The correlogram looks promising, so the next step is to run the Ljung-Box test and confirm that we have a good model fit:

`> Box.test(resid(spfinal.arima), lag=20, type="Ljung-Box")`

```
Box-Ljung test
data: resid(spfinal.arima)
X-squared = 13.6037, df = 20, p-value = 0.85
```

Since the p-value is greater than 0.05 we have evidence of a good model fit.

Why is it that in the previous article our Ljung-Box test for the S&P500 showed that the ARMA(3,3) was a *poor* fit for the daily log returns?

Notice that I deliberately truncated the S&P500 data to start from 2013 onwards in this article, which conveniently excludes the volatile periods around 2007-2008. Hence we have excluded a large portion of the S&P500 where we had excessive volatility clustering. This impacts the serial correlation of the series and hence has the effect of making the series seem "more stationary" than it has been in the past.

This is a *very important* point. When analysing time series we need to be extremely careful of conditionally heteroscedastic series, such as stock market indexes. In quantitative finance, trying to determine periods of differing volatility is often known as "regime detection". It is one of the harder tasks to achieve!

We'll discuss this point at length in the next article when we come to consider the ARCH and GARCH models.

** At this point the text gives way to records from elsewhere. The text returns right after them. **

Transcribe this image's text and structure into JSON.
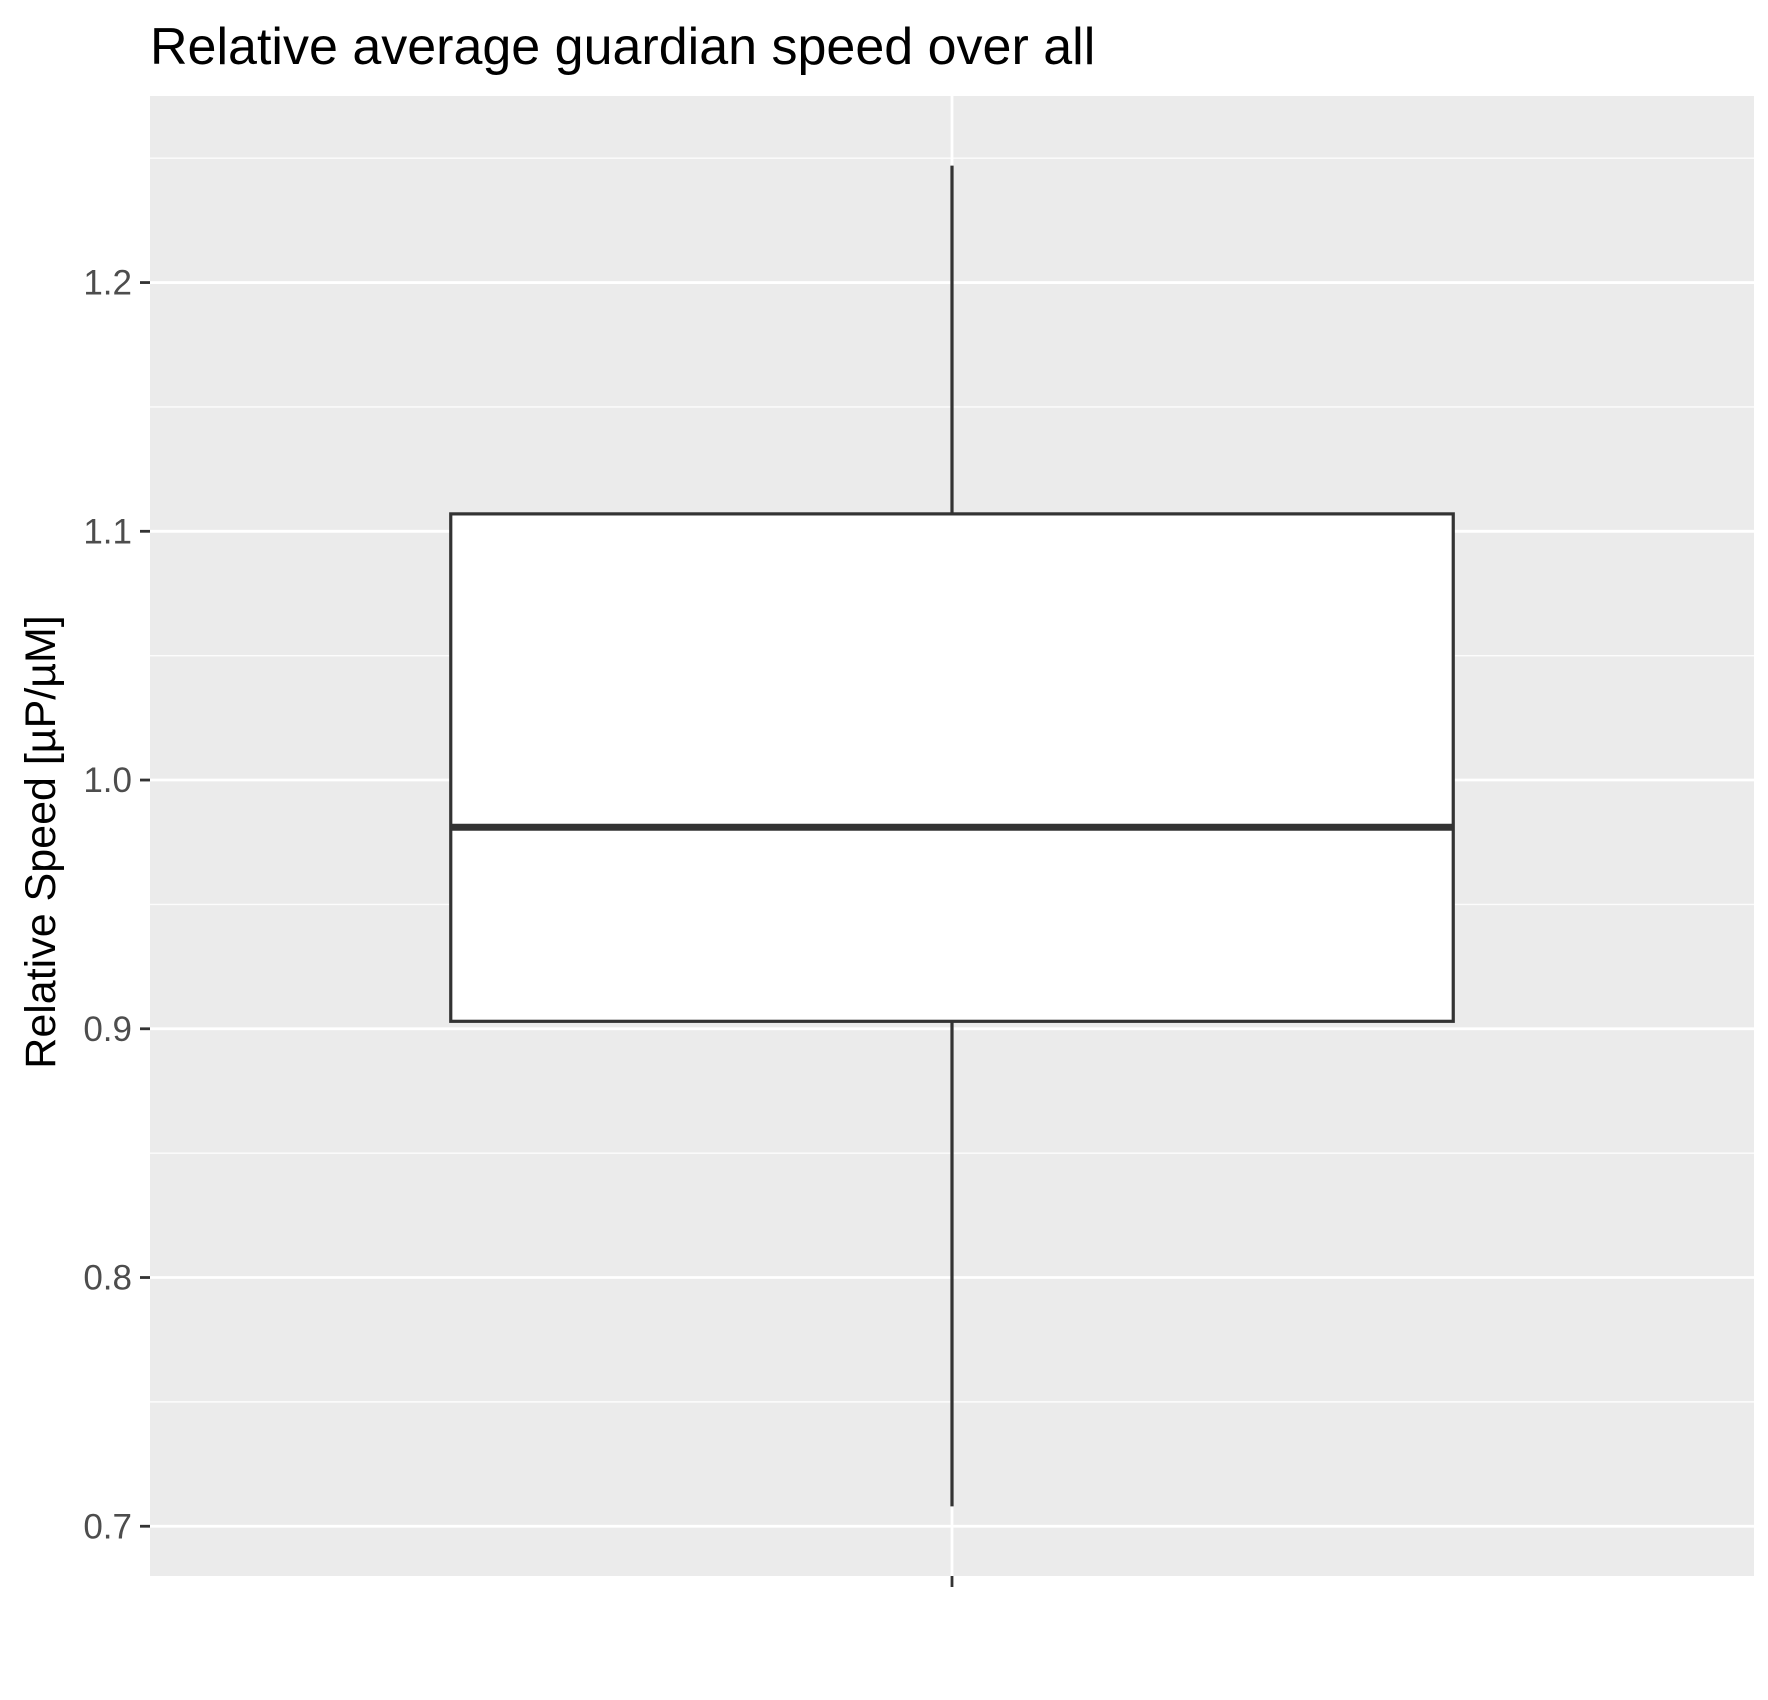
{
  "chart_data": {
    "type": "boxplot",
    "title": "Relative average guardian speed over all",
    "xlabel": "",
    "ylabel": "Relative Speed [µP/µM]",
    "ylim": [
      0.68,
      1.275
    ],
    "yticks": [
      0.7,
      0.8,
      0.9,
      1.0,
      1.1,
      1.2
    ],
    "ytick_labels": [
      "0.7",
      "0.8",
      "0.9",
      "1.0",
      "1.1",
      "1.2"
    ],
    "categories": [
      ""
    ],
    "boxes": [
      {
        "name": "",
        "whisker_low": 0.708,
        "q1": 0.903,
        "median": 0.981,
        "q3": 1.107,
        "whisker_high": 1.247
      }
    ],
    "grid": true,
    "legend": "none",
    "colors": {
      "panel_background": "#EBEBEB",
      "grid_major": "#FFFFFF",
      "grid_minor": "#F7F7F7",
      "box_fill": "#FFFFFF",
      "box_line": "#333333",
      "tick_mark": "#333333",
      "tick_label": "#4D4D4D",
      "text": "#000000"
    }
  }
}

Let's now plot a forecast for the next 25 days of the S&P500 daily log returns:

`> plot(forecast(spfinal.arima, h=25))`

**25-day forecast of S&P500 daily log returns**

Now that we have the ability to fit and forecast models such as ARIMA, we're very close to being able to create strategy indicators for trading.

## Next Steps

In the next article we are going to take a look at the Generalised Autoregressive Conditional Heteroscedasticity (GARCH) model and use it to explain more of the serial correlation in certain equities and equity index series.

Once we have discussed GARCH we will be in a position to combine it with the ARIMA model and create signal indicators and thus a basic quantitative trading strategy.